Pallinato da Frammenti, Gruppo AAA, 1 gennaio 2002
Il Vesuvio è tra i quindici vulcani del mondo considerati più a rischio dall’associazione internazionale di vulcanologi
• Il Vesuvio è tra i quindici vulcani del mondo considerati più a rischio dall’associazione internazionale di vulcanologi. Insieme con l’Etna e gli altri crateri sparsi per il globo, è tenuto particolarmente d’occhio dagli esperti. L’Etna è il vulcano più attivo d’Italia, ma in realtà il Vesuvio è il più pericoloso. Le eruzioni dell’Etna, infatti, possono provocare danni rilevanti, ma le sue colate laviche hanno bassa velocità e quindi consentono di attuare i piani di evacuazione, che interessano anche un milione di persone che abitano nei dintorni. Nel luglio scorso il vulcano siciliano ha dato prova di ciò che sa fare con eruzioni spettacolari, le cui immagini hanno fatto il giro del mondo, ma ha prodotto danni tutto sommato limitati.

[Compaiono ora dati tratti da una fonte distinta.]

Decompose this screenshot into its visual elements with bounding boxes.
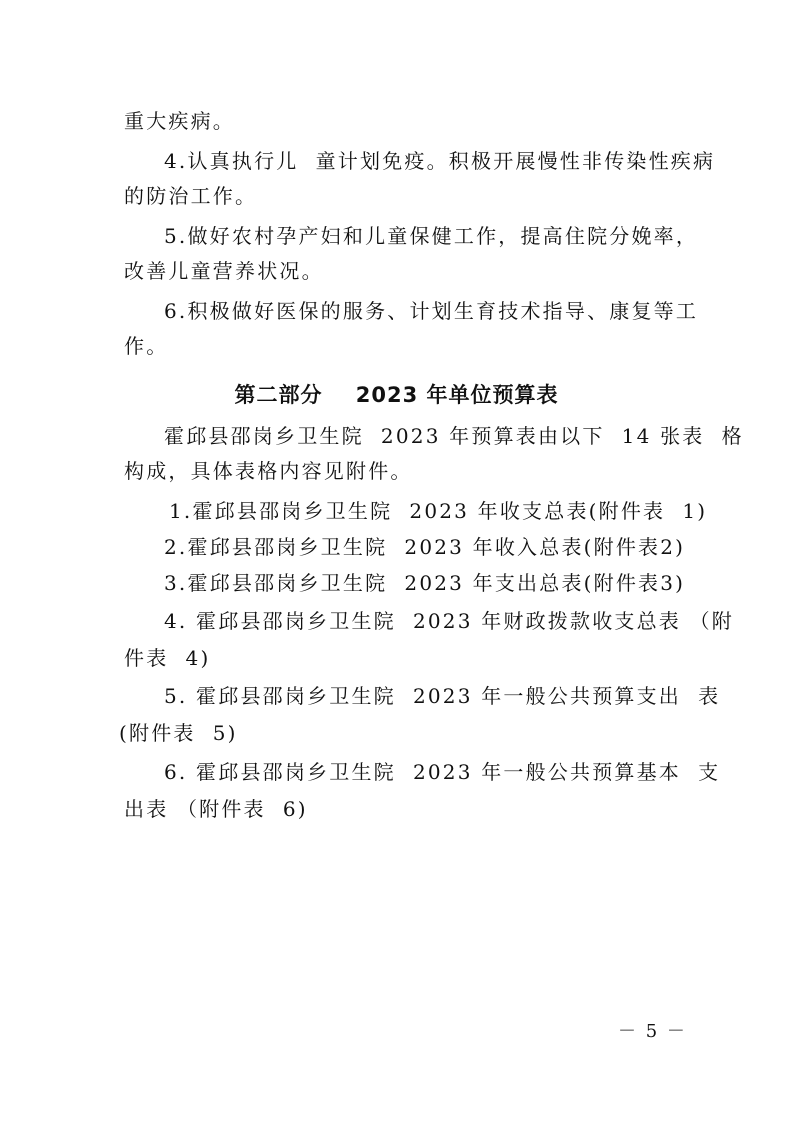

• Diverso è il discorso da fare per il Vesuvio. in riposo quasi completo dal 1944, anno dell’ultima eruzione, avvenuta poco dopo l’arrivo delle truppe alleate a Napoli. Ma è un sonno apparente. Il cono vulcanico ha il cratere occluso da lava consolidata e sotto di esso, a ottomila metri di profondità, sonnecchia un grande serbatoio di lava, esteso 400 chilometri quadrati, come gli ultimi studi condotti dalle Università di Napoli e di Nizza hanno messo in evidenza. Potrebbe, insomma, risvegliarsi all’improvviso con un’immane esplosione. Proprio come accadde nel 79 d.C., quando causò la distruzione di Ercolano e Pompei, provocando circa tremila morti. Oppure, nelle prossime decine d’anni, potrebbe verificarsi un’eruzione simile a quella del 1631 (in cui morirono 4.000 persone e 6.000 animali domestici), avvenuta dopo una quiescenza di 500 anni. Allora, come risulta da una dettagliata ricostruzione, si ebbe una eruzione fortemente esplosiva, con l’emissione di dense colonne di gas che, collassando, formarono flussi piroclastici (gas con frammenti di magma, ceneri e lapilli in sospensione), che scesero lungo i pendii del vulcano alla velocità di 80-100 chilometri all’ora. L’unica difesa possibile da un’eruzione di questo tipo è l’allontanamento preventivo della popolazione nell’area di maggior rischio (circa 700mila abitanti dei 18 paesi circumvesuviani).
• C’è già un piano d’emergenza, che si basa su inequivocabili segni premonitori. Si ritiene che l’eruzione sia preceduta, e accompagnata, da una crescente attività sismica, caratterizzata da frequenti scosse del 4°-5° grado della scala Richter, da vistose deformazioni del suolo e dall’abbassamento delle falde acquifere. Le fonti storiche relative all’evento del 1631 riportano che i terremoti, nella fascia pedemontana, iniziarono già due settimane prima, e alcuni giorni prima dell’eruzione si abbassò il livello della falda superficiale in una vasta zona, si intorbidò l’acqua dei pozzi e si deformò il suolo nell’area attorno al cratere.
stata costruita una scala di sette gradi a rischio progressivamente crescente da 0 (nessuna attività) a 6 (eruzione in atto) tenendo conto dei segni precursori in eruzioni simili. La fase di allarme in cui è previsto lo sgombero della zona ad alto rischio corrisponde al livello 4, mentre il livello 3 è di preallarme. La popolazione evacuata verrà ospitata in comuni italiani di altre regioni, gemellati con quelli circumvesuviani.
Il Vesuvio è continuamente controllato con sofisticate strumentazioni, perciò è davvero difficile che l’eruzione non venga prevista con un adeguato anticipo. Ma è bene saperlo: non si tratta però di un mostro addomesticato.